By Sue Chess
Executive Director
Have you ever wondered what made the serpent “the most
cunning animal that the LORD God had made”?
(Gen. 3:1) The word “cunning” has
some very descriptive meanings; crafty,
knowing, manipulative, shrewd, astute, clever, canny, sharp, resourceful. So, when Jesus tells His disciples in Matthew
10:16 to “Listen carefully: I am sending you out like sheep among wolves; so be
wise as serpents, and innocent as doves [have no self-serving agenda, AMP]—what
is He REALLY saying to us?
The wisdom buried in that scripture was driven home to me
recently in considering the power of questions.
This an incredible tool in any counseling situation or even home and
business relationships.
Some of us find questions very easy. We may have a natural “need to know”, an
emotional intelligence or intuitiveness that puts just the right question on
the tip of our tongue. But this is not
true of everyone. Sometimes even when we
think of a question to ask it is closed-ended allowing “yes” or “no” answers
that get us about a half inch beyond where we started.
My husband and I enjoy our eight grandchildren
immensely. Some tell us more than we
really want to know, the veritable chatterboxes, but one in particular, stuffs
his emotions tighter than a ripe tomato.
The concrete thinking of a child means he may have everything jumbled in
his thinking. How to get him talking and
bring in solid reasoning?
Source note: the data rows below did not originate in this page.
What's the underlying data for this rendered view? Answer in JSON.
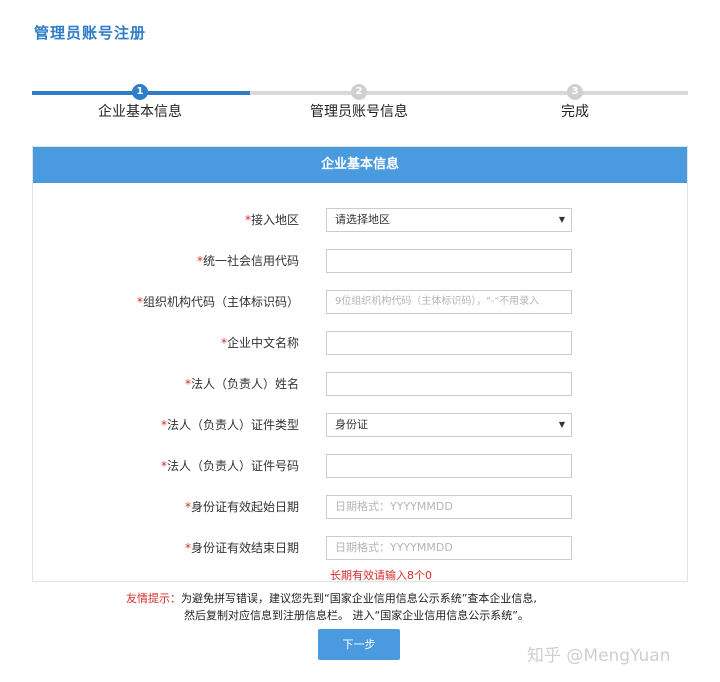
{
  "page": {
    "title": "管理员账号注册"
  },
  "steps": [
    {
      "num": "1",
      "label": "企业基本信息",
      "state": "active"
    },
    {
      "num": "2",
      "label": "管理员账号信息",
      "state": "inactive"
    },
    {
      "num": "3",
      "label": "完成",
      "state": "inactive"
    }
  ],
  "form": {
    "header": "企业基本信息",
    "required_mark": "*",
    "fields": [
      {
        "label": "接入地区",
        "required": true,
        "type": "select",
        "value": "请选择地区",
        "placeholder": ""
      },
      {
        "label": "统一社会信用代码",
        "required": true,
        "type": "input",
        "value": "",
        "placeholder": ""
      },
      {
        "label": "组织机构代码（主体标识码）",
        "required": true,
        "type": "input",
        "value": "",
        "placeholder": "9位组织机构代码（主体标识码），\"-\"不用录入"
      },
      {
        "label": "企业中文名称",
        "required": true,
        "type": "input",
        "value": "",
        "placeholder": ""
      },
      {
        "label": "法人（负责人）姓名",
        "required": true,
        "type": "input",
        "value": "",
        "placeholder": ""
      },
      {
        "label": "法人（负责人）证件类型",
        "required": true,
        "type": "select",
        "value": "身份证",
        "placeholder": ""
      },
      {
        "label": "法人（负责人）证件号码",
        "required": true,
        "type": "input",
        "value": "",
        "placeholder": ""
      },
      {
        "label": "身份证有效起始日期",
        "required": true,
        "type": "input",
        "value": "",
        "placeholder": "日期格式：YYYYMMDD"
      },
      {
        "label": "身份证有效结束日期",
        "required": true,
        "type": "input",
        "value": "",
        "placeholder": "日期格式：YYYYMMDD"
      }
    ],
    "long_term_hint": "长期有效请输入8个0"
  },
  "tip": {
    "label": "友情提示：",
    "line1": "为避免拼写错误，建议您先到“国家企业信用信息公示系统”查本企业信息,",
    "line2": "然后复制对应信息到注册信息栏。 进入“国家企业信用信息公示系统”。"
  },
  "next_button": "下一步",
  "watermark": "知乎 @MengYuan",
  "colors": {
    "accent": "#2e7dc6",
    "header": "#4a9ae0",
    "required": "#d62c2c"
  }
}
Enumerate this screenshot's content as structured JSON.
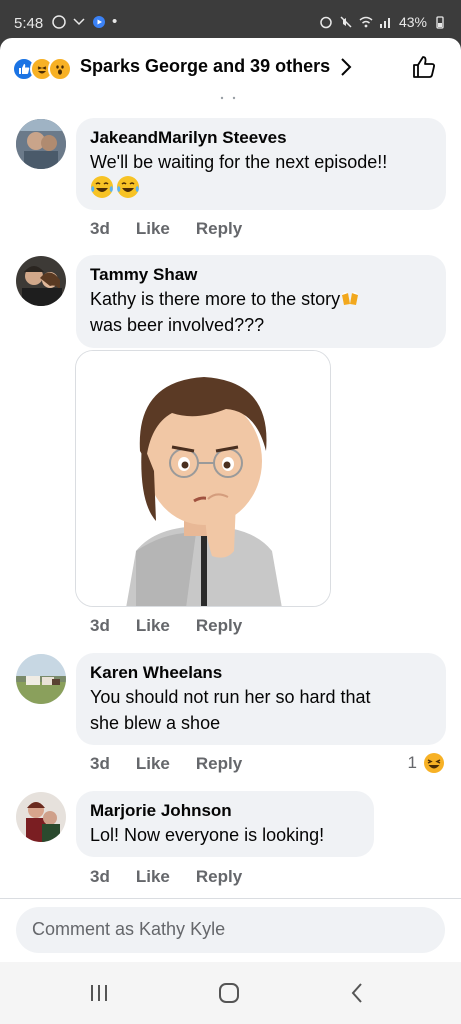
{
  "status": {
    "time": "5:48",
    "battery": "43%"
  },
  "header": {
    "reactions": [
      "like-icon",
      "haha-icon",
      "wow-icon"
    ],
    "title": "Sparks George and 39 others"
  },
  "comments": [
    {
      "author": "JakeandMarilyn Steeves",
      "text": "We'll be waiting for the next episode!!",
      "time": "3d",
      "like": "Like",
      "reply": "Reply"
    },
    {
      "author": "Tammy Shaw",
      "text1": "Kathy is there more to the story",
      "text2": "was beer involved???",
      "time": "3d",
      "like": "Like",
      "reply": "Reply"
    },
    {
      "author": "Karen Wheelans",
      "text1": "You should not run her so hard that",
      "text2": "she blew a shoe",
      "time": "3d",
      "like": "Like",
      "reply": "Reply",
      "reaction_count": "1"
    },
    {
      "author": "Marjorie Johnson",
      "text": "Lol!  Now everyone is looking!",
      "time": "3d",
      "like": "Like",
      "reply": "Reply"
    }
  ],
  "composer": {
    "placeholder": "Comment as Kathy Kyle"
  },
  "colors": {
    "brand": "#1b74e4",
    "bubble": "#f0f2f5",
    "meta": "#65676b"
  }
}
Yesterday a
question and answer session about his “editing skills” on YouTube opened the
lines of communication. Something I have
no interest in but he loves. To become
“cunning” or “knowing” about him it was important for me to ask questions that
he enjoyed answering. I was genuinely
impressed and let him know that, which opened the door to more conversations.
For this precious grandson as well as our clients at Care
Net, questions can help them arrive at a conclusion of wisdom. It is a skill
worth developing and the pathway to do so begins with being wise as a serpent
but as innocent i.e. not self-serving,
as a dove. Most of us don’t ask enough
questions, nor do we word them in the best possible way. It is honestly a skill that is fading away in
today’s online abbreviated communication.
In his 1963 classic, How
to Win Friends and Influence People, Dale Carnegie advised wisely that we “ask
questions the other person will enjoy answering.” When Matthew 10:16 tells us to listen
carefully it means to gather “knowing” or become cunning about the person you
are listening to. All with the gentle
intent of a dove. The number one
statement our clients tell us here at Care Net is that “we cared about
them.” That statement tells us that they
are being listened to carefully.
Just this month, to name a few, we listened to the wife
share that she’s afraid to tell her husband about the abortion in her
background. We listened and confronted
the young man using Plan B as birth control for his younger girlfriend. We listened and comforted the mother whose
young daughter is pregnant. We listened
and instructed the “too-young-to-be-a-mom” girl who is raising her daughter
earlier than she should have. We
listened and encouraged a mother dealing with mental illness that she can do
the next right thing—even when it is hard.
What an incredible honor it is to be “wise as a serpent and
gentle as a dove” in this crooked and perverse generation!